Financial Information

Subsequent to the acquisition date of January 31, 2019, Ozark National and NIS total revenues of $48.4 million and net earnings of $7.2 million were included in Condensed Consolidated Statements of Earnings (Loss) for the six month period ended June 30, 2019. Their results for segment reporting purposes are combined in the Acquired Businesses segment.

The following unaudited comparative pro forma total revenues and net earnings represent Condensed Consolidated Results of Operations for the Company which assume amounts estimated had the acquisition of Ozark National and NIS by the Company been effective January 1, 2018.

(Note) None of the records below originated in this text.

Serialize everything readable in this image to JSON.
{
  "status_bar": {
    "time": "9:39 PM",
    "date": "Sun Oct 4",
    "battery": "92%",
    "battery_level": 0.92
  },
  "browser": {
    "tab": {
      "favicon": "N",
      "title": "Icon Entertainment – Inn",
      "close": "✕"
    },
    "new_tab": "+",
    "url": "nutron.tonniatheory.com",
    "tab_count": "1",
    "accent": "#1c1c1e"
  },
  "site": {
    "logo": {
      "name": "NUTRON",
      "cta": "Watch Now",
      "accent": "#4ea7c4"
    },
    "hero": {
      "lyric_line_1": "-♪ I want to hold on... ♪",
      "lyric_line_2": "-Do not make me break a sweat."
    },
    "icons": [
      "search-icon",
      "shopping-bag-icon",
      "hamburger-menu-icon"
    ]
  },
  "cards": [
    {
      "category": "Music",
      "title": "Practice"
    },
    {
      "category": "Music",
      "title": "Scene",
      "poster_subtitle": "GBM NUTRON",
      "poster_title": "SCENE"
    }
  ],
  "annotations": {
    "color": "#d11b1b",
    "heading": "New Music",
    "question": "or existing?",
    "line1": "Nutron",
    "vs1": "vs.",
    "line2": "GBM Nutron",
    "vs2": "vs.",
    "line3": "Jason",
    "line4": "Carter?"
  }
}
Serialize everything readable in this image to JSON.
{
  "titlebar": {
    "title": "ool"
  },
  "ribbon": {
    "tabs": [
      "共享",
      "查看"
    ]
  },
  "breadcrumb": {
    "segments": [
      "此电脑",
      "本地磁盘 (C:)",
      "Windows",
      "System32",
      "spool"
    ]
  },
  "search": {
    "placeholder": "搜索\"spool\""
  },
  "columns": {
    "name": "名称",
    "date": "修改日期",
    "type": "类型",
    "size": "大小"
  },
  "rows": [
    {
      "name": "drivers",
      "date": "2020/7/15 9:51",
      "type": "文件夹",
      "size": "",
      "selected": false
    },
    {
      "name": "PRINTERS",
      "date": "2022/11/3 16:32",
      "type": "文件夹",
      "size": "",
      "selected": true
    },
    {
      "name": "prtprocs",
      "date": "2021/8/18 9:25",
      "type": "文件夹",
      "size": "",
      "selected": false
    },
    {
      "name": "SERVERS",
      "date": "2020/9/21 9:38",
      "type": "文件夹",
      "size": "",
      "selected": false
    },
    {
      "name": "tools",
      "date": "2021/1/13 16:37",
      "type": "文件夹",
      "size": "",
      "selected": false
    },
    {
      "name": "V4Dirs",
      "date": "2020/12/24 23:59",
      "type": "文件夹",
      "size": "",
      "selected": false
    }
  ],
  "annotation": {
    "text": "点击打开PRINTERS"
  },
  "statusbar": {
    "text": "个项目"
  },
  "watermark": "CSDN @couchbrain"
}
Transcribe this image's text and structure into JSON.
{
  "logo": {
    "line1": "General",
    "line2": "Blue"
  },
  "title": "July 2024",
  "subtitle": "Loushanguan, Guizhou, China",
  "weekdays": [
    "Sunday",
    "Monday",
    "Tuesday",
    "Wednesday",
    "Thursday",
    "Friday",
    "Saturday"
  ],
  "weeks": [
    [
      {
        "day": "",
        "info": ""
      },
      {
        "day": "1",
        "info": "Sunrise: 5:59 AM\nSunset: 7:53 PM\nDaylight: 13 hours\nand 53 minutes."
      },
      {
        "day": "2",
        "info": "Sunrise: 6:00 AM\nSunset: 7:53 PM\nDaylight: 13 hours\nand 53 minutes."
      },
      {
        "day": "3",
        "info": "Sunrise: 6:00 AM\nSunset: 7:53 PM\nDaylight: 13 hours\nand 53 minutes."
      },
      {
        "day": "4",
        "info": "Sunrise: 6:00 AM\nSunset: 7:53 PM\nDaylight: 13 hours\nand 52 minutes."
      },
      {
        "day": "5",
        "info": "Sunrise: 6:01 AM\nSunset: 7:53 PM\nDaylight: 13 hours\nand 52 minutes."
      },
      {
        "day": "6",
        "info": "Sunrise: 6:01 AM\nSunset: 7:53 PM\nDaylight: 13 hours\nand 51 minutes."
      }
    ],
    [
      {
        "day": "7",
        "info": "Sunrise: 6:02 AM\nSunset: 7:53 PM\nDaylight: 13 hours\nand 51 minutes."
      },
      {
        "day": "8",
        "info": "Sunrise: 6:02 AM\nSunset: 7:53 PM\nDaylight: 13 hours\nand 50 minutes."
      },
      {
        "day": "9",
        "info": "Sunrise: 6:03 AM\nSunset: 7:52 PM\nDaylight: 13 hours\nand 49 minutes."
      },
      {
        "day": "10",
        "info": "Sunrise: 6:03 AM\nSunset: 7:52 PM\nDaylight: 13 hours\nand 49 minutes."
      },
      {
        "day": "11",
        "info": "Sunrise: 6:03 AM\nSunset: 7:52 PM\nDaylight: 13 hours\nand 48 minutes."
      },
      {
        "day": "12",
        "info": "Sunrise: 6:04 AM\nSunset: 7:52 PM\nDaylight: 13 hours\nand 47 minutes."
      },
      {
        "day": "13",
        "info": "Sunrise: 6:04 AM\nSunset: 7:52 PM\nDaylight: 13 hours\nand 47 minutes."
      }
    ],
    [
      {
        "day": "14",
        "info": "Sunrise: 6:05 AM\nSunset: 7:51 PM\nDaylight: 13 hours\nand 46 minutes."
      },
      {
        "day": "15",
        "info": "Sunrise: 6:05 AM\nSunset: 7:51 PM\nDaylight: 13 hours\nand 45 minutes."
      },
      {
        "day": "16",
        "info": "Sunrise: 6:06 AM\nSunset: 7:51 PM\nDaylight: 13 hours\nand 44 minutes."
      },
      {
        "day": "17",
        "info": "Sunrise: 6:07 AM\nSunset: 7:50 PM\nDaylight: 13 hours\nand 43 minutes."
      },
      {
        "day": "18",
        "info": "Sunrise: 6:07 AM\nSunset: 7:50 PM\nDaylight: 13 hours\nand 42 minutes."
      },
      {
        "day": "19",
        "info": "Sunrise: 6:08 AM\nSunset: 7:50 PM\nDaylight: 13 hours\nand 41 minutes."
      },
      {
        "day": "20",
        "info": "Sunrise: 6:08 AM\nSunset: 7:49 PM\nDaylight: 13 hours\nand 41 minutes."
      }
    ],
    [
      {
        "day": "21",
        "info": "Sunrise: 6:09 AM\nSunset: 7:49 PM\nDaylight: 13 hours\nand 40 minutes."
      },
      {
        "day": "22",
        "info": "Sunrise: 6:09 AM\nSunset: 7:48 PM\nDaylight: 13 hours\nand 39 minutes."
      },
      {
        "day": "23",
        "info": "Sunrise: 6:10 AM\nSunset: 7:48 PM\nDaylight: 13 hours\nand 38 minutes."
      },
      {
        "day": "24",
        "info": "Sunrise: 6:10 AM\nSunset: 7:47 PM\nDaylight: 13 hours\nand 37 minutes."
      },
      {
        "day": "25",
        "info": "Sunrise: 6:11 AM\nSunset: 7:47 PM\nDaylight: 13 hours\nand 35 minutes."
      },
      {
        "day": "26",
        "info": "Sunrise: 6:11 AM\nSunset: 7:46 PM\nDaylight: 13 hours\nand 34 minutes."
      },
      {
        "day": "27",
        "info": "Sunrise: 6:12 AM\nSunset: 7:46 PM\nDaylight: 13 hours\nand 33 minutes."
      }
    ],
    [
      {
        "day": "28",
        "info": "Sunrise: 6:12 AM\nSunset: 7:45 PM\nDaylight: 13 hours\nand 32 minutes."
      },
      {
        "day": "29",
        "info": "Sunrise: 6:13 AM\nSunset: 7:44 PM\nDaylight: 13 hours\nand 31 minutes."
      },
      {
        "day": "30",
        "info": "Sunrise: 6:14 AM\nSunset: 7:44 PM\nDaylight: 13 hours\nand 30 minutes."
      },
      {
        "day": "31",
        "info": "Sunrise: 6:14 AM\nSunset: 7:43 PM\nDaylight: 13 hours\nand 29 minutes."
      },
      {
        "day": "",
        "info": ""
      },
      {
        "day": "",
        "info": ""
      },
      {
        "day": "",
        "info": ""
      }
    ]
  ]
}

Three Months Ended June 30,Six Months Ended June 30,
2020201920202019
(In thousands)
Total revenues$216,015  192,685  268,503  420,268  
Net earnings (loss)$48,413  33,696  46,351  75,328  

The pro forma amounts shown above include the estimated total revenues and net earnings of the acquired businesses for each period incorporating amortization of identifiable intangible assets acquired and fair value adjustments to acquired invested assets and traditional life insurance reserves.